Technology transfer works when you work with industry partners to flip the equation. Instead of asking what's available, you ask: what's possible? Research is shaped around real problems. And success is measured by traction, not by novelty.
Done well, this approach should follow a four-part model:
1. Anchor-client value. What's the upside of solving this problem - faster inspections, lower emissions, safer operations? If the impact isn't meaningful, question whether the project is necessary.
2. Global relevance. Can the solution scale beyond one client or country? If yes, it becomes not just a fix, but a potential export.
3. Three-legged execution. Teams blend commercial strategy, technical depth and stakeholder engagement. Dealmakers, analysts and engineers work as one.
4. Performance tracking. Both tangible and intangible outcomes – whether its cost savings, increased revenues, sustainability improvements, trust gains, safety and security enhancements - are measured and reported.
This model is being applied in the UAE today.
Take quantum sensing. What began as an exploration of emerging technology evolved into a deeply practical solution for the energy sector. Working closely with ADNOC, researchers at TII developed systems that dramatically improve the predictability of the lifespan of energy storage systems. In the quest for decarbonisation, this presents a paradigm shift in the electrification of assets that are run today on fossil fuels .
Keeping product-market fit in our minds, even through the early stages of R&D has massive benefits. How will the end user use the technology and extract value from it?
Consider drone-based emergency response. What started as a safety-driven request to improve response times in hazardous zones, evolved into a full-scale programme combining autonomy, communication infrastructure, and integration with live operations. These drones can now reach and assess dangerous environments before people ever need to, reducing exposure and speeding up critical decisions. And the technology is already finding broader applications - in industrial inspection, urban logistics and environmental monitoring.
Dedicated air corridors, integrated safety protocols, and regulatory co-creation are all being fast-tracked to ensure the UAE is not just participating in advanced air mobility but setting the global pace, proving that regulation and innovation can travel together.
These are real outcomes grounded in structured roadmaps, commercial logic and shared accountability. Each began not with a product pitch, but with a strategic question: what are the challenges of tomorrow that we need to be solving for today?
The so-called valley of death isn't inevitable. It is one that can be overcome with the right coordination and partnerships.

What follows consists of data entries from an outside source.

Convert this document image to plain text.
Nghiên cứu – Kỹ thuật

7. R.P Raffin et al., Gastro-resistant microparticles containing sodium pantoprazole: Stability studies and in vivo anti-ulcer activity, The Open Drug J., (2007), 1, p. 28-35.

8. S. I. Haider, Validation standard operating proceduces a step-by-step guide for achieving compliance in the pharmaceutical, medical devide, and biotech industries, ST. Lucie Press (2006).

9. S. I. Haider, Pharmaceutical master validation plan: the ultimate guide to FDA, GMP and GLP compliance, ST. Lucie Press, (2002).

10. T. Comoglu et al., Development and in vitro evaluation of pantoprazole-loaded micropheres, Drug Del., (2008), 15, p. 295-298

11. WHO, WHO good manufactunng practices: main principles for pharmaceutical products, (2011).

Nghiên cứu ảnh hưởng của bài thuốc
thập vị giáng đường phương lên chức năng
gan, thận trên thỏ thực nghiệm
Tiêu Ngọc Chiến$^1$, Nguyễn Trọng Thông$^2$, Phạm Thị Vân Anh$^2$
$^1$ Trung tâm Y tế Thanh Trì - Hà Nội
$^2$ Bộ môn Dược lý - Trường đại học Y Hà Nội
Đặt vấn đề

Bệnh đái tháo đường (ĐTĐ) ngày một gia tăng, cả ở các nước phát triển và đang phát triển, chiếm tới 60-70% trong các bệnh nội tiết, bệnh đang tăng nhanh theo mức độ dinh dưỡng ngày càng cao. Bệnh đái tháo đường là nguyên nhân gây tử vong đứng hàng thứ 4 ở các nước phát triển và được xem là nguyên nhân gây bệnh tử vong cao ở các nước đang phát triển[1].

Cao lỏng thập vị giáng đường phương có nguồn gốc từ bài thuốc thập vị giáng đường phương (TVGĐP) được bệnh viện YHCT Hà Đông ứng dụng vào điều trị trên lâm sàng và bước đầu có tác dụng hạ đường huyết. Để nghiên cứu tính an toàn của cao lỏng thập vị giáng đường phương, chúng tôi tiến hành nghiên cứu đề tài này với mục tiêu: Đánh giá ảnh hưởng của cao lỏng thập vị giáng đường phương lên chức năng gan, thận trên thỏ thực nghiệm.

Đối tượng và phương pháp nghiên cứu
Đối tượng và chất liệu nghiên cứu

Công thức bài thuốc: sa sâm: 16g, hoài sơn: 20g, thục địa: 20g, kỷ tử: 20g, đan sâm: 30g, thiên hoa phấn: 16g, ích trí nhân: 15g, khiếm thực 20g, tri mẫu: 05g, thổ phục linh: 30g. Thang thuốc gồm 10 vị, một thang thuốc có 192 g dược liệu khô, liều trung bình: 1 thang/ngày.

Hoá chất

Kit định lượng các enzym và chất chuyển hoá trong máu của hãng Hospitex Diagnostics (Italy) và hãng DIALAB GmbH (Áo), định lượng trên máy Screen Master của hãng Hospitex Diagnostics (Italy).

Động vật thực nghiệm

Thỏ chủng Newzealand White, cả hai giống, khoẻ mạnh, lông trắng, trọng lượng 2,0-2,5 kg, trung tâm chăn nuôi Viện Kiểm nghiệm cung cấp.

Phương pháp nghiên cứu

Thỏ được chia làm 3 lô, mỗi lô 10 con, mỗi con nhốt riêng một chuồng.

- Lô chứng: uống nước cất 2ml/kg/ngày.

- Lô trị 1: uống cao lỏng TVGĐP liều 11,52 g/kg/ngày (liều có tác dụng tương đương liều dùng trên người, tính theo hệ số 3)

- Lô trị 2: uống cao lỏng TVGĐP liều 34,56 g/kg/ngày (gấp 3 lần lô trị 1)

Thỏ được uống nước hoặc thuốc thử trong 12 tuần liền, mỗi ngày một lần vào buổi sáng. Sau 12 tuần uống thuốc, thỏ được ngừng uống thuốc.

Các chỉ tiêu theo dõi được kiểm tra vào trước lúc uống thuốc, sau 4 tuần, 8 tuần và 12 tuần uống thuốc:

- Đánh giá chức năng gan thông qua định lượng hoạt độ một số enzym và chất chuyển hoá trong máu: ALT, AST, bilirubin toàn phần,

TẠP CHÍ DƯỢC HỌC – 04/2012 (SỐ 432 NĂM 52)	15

That's why institutions like ASPIRE matter. With a mandate to help convert strategic problems into co-developed solutions, linking researchers with engineers, regulators with innovators, and pilots with commercial off-take commitments based on assumed success; they shorten the distance between potential and progress.
So, here's a suggestion for industry leaders: before launching your next RFP for a“band aid” solution, ask a sharper question. What are you really trying to solve? What would solving it unlock - for your company, and for the wider market?
The future isn't short on ideas. The real question is whether we have the courage - and the coordination - to carry them through.